A quickstart to getting running with a few Stream and Batch processing frameworks across languages.
Hadoop is a set of utilities based around batchprocessing of information. To set up an individual developer machine can be done easily as long as a suitable JDK is already installed. For more information look at Apache Hadoop's Single Node Setup Instructions.
To get started, grab a copy of hadoop stable from a mirror and decompress it to a local directory which will become your $HADOOP_HOME
.
wget http://apache.tradebit.com/pub/hadoop/common/hadoop-1.1.2/hadoop-1.1.2-bin.tar.gz
tar -zxvf hadoop-1.1.2-bin.tar.gz
mkdir -p data/input
To reduce typing, you can add hadoop bin to your $PATH
.
export PATH=$PATH:./hadoop-1.1.2/bin
Hadoop streaming is not for real time stream processing, it is a way to use any language to create Map/Reduce jobs. For more information check the Streaming Tutorial.
# Example from tutorial
hadoop jar ./hadoop-1.1.2/contrib/streaming/hadoop-streaming-1.1.2.jar -input data/input -output data/output -mapper /bin/cat -reducer /usr/bin/wc
After every run you will have to remove the output directory, otherwise there is a warning and stops you from running again.
# rm -R data/output
hadoop jar ./hadoop-1.1.2/contrib/streaming/hadoop-streaming-1.1.2.jar -input data/input -output data/output -mapper 'ruby map.rb' -reducer 'ruby reduce.rb' -file ./scripts/example_01/map.rb -file ./scripts/example_01/reduce.rb
That was cool, but for doing fun experiments PIG can do much of the same stuff with less code and quicker. The jobs it creates are quite fast as well. The best example of using Pig can be found on it's Wikipedia page.
Just get it, uncompress it and things run.
wget http://apache.petsads.us/pig/stable/pig-0.11.1.tar.gz
tar -zxvf pig-0.11.1.tar.gz
To get a shell going, start it in local mode.

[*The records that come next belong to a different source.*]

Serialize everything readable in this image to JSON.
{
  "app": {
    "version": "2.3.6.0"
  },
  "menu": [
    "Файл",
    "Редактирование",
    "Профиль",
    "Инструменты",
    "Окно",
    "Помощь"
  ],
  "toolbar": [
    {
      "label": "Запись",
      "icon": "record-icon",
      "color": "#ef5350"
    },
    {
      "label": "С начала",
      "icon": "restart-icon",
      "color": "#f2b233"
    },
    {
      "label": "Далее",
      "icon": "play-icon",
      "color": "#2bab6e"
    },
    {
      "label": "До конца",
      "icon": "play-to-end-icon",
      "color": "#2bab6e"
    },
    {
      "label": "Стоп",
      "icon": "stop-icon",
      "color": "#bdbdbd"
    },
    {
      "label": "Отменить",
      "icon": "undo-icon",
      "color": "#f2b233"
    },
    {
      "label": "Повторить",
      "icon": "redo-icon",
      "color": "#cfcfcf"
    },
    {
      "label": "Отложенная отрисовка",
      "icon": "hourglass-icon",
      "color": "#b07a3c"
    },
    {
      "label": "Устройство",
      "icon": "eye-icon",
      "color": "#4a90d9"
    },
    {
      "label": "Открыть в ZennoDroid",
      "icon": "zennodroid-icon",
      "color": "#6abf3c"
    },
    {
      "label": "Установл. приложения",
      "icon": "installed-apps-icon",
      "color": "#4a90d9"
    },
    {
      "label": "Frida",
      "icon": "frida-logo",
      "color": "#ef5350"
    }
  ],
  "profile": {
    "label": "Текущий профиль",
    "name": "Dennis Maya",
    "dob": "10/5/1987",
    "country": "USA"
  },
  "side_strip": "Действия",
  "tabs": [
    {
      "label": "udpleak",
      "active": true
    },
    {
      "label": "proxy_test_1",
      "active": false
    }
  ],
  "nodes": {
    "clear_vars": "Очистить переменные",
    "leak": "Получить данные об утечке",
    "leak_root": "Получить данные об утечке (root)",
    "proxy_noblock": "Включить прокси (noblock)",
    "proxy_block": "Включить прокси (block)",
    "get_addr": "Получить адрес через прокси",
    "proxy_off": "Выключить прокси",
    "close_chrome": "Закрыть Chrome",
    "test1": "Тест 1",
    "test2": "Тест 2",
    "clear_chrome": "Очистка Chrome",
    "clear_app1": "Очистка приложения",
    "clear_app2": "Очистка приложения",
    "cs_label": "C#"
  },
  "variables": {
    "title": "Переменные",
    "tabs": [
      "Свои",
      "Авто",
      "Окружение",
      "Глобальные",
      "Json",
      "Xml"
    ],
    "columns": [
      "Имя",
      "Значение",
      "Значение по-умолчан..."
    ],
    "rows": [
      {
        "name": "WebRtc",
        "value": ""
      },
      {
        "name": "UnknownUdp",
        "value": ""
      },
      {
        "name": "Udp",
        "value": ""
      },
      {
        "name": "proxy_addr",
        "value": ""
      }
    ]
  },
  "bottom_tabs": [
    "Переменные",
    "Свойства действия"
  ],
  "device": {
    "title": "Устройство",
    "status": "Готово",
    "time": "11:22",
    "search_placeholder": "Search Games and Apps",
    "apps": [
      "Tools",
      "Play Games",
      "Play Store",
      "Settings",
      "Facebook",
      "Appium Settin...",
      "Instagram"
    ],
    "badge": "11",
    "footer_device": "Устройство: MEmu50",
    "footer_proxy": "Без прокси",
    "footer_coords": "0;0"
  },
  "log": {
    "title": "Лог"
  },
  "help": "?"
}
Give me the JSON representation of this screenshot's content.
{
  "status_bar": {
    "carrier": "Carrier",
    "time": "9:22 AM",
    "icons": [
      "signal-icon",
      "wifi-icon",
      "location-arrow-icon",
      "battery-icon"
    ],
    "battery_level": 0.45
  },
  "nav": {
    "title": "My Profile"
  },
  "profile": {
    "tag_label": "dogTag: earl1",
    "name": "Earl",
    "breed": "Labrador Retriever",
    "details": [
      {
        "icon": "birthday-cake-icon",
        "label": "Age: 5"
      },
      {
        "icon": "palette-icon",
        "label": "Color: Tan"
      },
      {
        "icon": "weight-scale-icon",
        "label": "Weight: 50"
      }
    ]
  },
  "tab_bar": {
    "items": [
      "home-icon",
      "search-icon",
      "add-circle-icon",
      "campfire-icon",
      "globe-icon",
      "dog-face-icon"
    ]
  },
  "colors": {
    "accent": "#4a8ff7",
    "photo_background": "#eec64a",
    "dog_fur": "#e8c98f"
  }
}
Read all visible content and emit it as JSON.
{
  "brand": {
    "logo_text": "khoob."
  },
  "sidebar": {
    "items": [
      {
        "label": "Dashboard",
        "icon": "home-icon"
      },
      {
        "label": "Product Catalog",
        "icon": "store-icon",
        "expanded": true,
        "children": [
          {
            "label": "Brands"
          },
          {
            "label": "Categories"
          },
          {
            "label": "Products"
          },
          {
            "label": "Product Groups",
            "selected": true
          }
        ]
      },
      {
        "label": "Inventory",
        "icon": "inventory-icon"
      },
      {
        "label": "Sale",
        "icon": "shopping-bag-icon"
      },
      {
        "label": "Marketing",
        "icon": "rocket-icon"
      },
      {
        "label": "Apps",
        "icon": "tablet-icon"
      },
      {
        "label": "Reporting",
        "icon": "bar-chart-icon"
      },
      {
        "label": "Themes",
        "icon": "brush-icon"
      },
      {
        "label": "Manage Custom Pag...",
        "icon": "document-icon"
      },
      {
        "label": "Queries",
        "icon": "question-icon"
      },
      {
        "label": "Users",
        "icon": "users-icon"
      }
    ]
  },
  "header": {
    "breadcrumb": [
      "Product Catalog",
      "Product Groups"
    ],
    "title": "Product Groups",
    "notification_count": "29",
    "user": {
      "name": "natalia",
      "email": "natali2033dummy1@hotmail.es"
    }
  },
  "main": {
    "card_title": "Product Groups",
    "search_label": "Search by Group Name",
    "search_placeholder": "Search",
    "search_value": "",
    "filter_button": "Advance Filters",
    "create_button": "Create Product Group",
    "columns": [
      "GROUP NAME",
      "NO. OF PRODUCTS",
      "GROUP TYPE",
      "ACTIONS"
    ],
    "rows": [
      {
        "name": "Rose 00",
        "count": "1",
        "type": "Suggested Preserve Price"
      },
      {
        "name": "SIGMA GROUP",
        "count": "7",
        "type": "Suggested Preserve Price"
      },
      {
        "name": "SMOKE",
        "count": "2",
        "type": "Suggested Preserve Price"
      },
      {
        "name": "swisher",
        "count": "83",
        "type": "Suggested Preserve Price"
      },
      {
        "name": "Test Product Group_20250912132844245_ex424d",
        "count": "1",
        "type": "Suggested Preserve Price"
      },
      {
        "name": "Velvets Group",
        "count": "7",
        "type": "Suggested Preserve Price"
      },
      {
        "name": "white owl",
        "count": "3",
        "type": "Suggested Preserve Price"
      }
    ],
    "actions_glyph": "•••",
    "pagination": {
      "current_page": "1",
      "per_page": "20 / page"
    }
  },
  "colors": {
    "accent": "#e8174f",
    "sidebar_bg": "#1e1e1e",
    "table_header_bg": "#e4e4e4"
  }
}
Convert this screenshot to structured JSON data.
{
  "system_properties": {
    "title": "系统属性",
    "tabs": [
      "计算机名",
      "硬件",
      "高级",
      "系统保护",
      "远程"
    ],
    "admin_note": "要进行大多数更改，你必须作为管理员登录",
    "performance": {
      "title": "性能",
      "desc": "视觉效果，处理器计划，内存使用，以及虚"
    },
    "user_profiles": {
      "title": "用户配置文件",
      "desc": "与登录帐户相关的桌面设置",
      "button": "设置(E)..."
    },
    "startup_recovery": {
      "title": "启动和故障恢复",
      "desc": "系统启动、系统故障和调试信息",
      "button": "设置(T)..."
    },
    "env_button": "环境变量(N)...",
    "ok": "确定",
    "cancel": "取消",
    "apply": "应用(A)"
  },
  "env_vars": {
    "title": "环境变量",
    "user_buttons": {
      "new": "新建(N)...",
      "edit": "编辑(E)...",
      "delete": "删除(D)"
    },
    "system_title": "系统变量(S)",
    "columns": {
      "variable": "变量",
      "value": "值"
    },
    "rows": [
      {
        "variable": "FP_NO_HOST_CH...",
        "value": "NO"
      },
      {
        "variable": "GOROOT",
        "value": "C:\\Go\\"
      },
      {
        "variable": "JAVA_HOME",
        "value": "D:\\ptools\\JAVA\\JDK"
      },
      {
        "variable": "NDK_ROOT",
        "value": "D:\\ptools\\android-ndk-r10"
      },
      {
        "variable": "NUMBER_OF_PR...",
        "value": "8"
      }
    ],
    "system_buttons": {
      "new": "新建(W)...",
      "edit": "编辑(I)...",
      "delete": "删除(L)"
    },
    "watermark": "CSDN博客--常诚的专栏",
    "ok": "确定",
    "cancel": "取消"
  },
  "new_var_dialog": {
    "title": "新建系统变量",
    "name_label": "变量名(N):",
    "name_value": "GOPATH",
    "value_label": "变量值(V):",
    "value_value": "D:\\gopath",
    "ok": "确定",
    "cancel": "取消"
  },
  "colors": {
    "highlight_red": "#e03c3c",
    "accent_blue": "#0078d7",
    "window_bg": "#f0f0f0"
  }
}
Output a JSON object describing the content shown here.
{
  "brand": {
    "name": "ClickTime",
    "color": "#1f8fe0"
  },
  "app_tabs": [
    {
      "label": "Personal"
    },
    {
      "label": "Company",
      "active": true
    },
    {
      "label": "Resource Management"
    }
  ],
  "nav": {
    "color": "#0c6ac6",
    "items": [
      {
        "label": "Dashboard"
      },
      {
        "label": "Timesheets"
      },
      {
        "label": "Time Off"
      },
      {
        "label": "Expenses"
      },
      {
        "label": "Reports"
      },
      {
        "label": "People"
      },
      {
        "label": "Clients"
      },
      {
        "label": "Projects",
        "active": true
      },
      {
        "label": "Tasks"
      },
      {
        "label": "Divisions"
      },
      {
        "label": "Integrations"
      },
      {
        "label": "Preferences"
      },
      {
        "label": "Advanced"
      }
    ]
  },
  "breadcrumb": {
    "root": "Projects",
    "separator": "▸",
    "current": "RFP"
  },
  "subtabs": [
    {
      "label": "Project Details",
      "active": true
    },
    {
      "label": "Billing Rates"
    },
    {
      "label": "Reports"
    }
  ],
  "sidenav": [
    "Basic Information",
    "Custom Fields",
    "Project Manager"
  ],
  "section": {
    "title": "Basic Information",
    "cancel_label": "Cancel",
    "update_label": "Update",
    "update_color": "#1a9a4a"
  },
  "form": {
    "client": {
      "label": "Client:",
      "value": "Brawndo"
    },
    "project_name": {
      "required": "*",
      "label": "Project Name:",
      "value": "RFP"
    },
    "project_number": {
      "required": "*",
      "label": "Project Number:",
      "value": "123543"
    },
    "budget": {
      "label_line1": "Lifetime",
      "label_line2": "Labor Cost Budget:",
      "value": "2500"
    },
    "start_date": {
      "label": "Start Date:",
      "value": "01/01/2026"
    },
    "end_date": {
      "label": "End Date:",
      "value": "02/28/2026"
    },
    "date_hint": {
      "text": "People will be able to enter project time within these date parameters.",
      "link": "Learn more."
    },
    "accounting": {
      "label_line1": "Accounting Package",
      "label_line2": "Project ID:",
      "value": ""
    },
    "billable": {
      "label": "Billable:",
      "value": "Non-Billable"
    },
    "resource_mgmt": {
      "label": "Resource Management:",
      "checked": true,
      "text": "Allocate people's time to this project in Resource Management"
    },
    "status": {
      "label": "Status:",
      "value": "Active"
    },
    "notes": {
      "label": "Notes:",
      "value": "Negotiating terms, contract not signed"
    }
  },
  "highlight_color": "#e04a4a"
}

./pig-0.11.1/bin/pig -x local
For intro, the self install works well. When you need to use HDFS and get a better dev env going a good upgrade is the Cloudera Installation.
Hadoop is fun, great for batch processing but fails with real time data. You can make jobs smaller and do in increments but that isn't what Hadoop and Map/Reduce was designed for. Instead try out Storm, it is designed for stream processing and is very fast at it.
#Spark
The in-between is a relatively new project from Cal Berkeley call Spark. It does a good job at batch processing as well as a great job doing stream processing.